Although in need of revision, the proposed guidelines do have some significant strengths. Some notable contributions include:

    1. ‘ASD assessment’ requiring both a diagnosis and information about functional impairments in order to make better recommendations for support for families.I think that giving families clearer directions about where best to start with individualised intervention for their child is most welcome.
    2. A ‘tiered process’ of assessment to try and increase efficiency in assessing individuals where the diagnosis of ASD is extremely obvious vs when it is more complicated.I think reducing strain on scarce health resources and trying to speed up access to support for those in rural and remote areas is also welcome.

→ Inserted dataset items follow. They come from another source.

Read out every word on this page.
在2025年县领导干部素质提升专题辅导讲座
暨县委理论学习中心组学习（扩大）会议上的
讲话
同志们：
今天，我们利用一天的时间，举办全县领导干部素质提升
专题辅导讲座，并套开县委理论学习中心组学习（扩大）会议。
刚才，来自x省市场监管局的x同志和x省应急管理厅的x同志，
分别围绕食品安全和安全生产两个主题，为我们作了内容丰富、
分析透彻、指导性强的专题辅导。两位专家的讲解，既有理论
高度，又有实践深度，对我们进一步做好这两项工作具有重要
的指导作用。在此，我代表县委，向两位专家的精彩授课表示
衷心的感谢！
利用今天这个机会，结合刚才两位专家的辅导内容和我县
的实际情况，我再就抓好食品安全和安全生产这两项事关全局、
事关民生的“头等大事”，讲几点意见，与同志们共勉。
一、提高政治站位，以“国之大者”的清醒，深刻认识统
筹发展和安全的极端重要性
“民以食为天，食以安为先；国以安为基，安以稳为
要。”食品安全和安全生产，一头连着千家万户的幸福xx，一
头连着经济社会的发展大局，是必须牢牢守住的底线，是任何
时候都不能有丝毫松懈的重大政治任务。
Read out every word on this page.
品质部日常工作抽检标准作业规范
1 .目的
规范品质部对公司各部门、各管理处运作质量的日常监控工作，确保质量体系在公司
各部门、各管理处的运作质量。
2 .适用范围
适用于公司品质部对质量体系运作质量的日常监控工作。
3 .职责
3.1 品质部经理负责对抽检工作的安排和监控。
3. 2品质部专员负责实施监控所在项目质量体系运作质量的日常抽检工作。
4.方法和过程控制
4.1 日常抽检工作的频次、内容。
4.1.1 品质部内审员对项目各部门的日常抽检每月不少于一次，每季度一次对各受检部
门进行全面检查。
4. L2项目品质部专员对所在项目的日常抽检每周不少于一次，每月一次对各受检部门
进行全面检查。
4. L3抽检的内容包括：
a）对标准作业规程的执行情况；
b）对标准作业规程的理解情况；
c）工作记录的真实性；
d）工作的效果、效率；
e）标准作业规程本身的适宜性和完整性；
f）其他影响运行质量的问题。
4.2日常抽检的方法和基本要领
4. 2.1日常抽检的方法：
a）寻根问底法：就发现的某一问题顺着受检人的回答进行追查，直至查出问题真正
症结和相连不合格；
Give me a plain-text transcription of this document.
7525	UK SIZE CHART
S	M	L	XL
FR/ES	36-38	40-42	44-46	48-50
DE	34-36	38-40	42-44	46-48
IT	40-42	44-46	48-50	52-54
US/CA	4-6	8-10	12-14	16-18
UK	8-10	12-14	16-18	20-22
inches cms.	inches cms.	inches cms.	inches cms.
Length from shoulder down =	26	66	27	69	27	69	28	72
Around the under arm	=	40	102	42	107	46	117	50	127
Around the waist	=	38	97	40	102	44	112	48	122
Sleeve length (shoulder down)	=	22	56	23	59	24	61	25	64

    3. The description of a range of additional considerations that are known to have impact on the ASD assessment eg age, gender, intellectual capacity, cultural/linguistic background, differential diagnoses and co-occurring conditions etc.These are helpful in ensuring clinicians cover all bases and the assessment process is thorough. But they should not replace professional training by providing some kind of checklist for professional groups whose skill set is not diagnosis in the first instance!

Please submit feedback on the portal. Now is the time to act if you are unhappy about the proposed roles of diagnosticians in the assessment process. There is a section on the portal specifically entitled “ASD Assessment Roles” where you can tick the relevant box to highlight that this is your particular concern. I’ve certainly noted my concerns there. I’d strongly encourage others to do the same. At the end of the day it is families who will suffer if we don’t sort this out.